Muito já se escreveu sobre as jornadas de junho. Outros tantos escritos ainda haverão de vir na tentativa de explicar a participação de mais de dois milhões de pessoas, nas manifestações populares, nas grandes e médias cidades do País. No começo não tinha ‘nem pé nem cabeça’, como diria o humorista, comunista Aparício Torelly, o Barão Itararé. No começo era por apenas vinte centavos de aumento de ônibus. Com o passar dos dias a realidade da passividade: “país maravilhoso”, “saúde de primeiro mundo”, “escola para todos”, “sem desemprego”, “grande potência econômica”, “sem miséria e fome” se transformou em “o gigante despertou”. Houve uma inflexão, começo de uma nova conjuntura. Ficou tudo de pernas para o ar. É o que se poderia dizer de mais exato e preciso para resumir o que aponta a tendência daquelas manifestações.
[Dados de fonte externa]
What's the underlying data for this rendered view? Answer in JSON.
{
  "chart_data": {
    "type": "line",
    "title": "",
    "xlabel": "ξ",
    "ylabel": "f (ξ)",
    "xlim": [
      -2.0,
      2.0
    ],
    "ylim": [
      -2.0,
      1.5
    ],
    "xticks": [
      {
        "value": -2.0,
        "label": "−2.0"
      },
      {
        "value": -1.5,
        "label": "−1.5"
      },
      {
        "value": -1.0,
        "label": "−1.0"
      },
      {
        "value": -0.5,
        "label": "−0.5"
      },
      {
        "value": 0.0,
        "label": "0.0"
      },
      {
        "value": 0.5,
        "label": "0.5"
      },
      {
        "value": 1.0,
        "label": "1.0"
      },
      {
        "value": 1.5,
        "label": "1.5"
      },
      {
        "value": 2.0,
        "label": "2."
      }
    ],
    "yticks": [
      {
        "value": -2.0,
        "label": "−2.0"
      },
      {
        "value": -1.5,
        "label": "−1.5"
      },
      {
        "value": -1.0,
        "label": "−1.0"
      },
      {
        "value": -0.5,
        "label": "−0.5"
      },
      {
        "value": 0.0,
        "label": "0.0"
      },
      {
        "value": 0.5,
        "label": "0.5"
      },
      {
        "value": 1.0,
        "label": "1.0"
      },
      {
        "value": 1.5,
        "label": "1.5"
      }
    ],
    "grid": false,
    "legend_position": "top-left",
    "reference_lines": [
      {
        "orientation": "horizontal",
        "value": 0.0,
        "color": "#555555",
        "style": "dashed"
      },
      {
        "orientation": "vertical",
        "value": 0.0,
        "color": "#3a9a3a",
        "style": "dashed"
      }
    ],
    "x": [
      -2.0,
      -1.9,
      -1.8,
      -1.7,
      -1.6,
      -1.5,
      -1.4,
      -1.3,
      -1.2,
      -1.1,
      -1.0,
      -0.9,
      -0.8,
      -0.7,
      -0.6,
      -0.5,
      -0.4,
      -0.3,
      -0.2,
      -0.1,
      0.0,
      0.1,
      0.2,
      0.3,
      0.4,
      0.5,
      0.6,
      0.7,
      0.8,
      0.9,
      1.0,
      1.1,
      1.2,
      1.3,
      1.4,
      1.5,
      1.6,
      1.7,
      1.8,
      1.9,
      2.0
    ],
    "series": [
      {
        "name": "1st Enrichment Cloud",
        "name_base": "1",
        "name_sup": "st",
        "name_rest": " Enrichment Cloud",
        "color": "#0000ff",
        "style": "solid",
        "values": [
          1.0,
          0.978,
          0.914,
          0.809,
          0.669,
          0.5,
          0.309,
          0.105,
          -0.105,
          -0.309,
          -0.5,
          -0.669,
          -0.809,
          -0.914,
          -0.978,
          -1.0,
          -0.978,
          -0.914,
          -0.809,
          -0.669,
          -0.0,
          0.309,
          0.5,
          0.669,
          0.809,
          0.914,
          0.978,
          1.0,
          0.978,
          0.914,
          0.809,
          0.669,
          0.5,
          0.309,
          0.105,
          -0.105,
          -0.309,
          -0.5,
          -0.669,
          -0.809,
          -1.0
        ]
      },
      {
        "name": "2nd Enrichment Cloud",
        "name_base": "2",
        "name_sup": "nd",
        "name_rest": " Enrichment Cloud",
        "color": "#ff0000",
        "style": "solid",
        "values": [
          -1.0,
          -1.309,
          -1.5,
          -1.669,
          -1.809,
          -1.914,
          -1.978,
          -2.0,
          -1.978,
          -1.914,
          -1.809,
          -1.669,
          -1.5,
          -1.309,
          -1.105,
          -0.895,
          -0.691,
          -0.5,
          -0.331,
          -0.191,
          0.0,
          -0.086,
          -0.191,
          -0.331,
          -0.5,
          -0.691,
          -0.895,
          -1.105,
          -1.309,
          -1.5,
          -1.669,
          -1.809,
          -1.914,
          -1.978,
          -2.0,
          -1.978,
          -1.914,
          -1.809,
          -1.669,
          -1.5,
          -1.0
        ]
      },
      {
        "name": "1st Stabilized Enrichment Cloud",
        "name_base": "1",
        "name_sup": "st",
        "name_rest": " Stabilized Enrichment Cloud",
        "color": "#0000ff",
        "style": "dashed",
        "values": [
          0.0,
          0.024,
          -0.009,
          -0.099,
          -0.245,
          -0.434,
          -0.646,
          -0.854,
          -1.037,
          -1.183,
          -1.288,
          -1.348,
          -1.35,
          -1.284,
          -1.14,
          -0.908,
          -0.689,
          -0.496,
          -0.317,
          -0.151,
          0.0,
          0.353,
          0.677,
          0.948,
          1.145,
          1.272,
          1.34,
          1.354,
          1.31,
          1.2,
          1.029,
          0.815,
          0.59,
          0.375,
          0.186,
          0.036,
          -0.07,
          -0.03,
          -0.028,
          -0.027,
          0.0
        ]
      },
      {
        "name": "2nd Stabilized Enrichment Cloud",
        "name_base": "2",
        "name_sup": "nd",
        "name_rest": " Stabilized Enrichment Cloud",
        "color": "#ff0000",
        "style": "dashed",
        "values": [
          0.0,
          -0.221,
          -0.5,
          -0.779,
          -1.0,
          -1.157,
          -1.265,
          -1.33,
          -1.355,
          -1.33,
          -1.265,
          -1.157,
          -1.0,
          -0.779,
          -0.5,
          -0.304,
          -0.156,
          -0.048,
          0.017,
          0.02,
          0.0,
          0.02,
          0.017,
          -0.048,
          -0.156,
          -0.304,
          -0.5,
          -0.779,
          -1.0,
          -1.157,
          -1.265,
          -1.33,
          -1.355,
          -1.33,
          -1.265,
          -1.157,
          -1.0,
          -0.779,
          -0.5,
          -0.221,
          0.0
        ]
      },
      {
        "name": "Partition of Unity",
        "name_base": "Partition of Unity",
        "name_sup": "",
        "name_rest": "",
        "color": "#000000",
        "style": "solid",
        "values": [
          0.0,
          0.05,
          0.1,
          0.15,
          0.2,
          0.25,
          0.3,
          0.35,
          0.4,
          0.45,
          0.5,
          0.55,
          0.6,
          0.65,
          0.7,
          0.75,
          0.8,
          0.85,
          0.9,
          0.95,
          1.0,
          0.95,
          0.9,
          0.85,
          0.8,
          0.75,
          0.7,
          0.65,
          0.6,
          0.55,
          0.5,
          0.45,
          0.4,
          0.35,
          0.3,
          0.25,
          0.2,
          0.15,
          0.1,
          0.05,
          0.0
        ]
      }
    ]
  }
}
Fatos como aqueles quando a sociedade, em desacordo com o estabelecido que aceitava com resignação o habitual e orientava o seu cotidiano, aparece de repente nas ruas com ímpeto forte de um evento raro e particular. Vem para destacar um limite, em geral, o fim de uma era e o começo de outra. ‘Navegar é preciso’.
O prof. Werneck Vianna em artigo recente foi muito claro e afirmativo, quando fez a síntese do fato. Sua narrativa:
“Não se pode mais não ver: esgotou-se o ciclo da modernização "por cima" que, em ondas sempre renovadas, cada qual com um estilo adaptado às suas circunstâncias - do de Vargas dos anos 1930 ao de Lula e Dilma nos dias atuais, passando pelo de Juscelino e dos generais-presidentes do regime militar -, vem dominando a imaginação das nossas elites políticas e os objetivos que perseguem” (Aladin e o gênio da garrafa, O Estado de S. Paulo, 28/7/2013).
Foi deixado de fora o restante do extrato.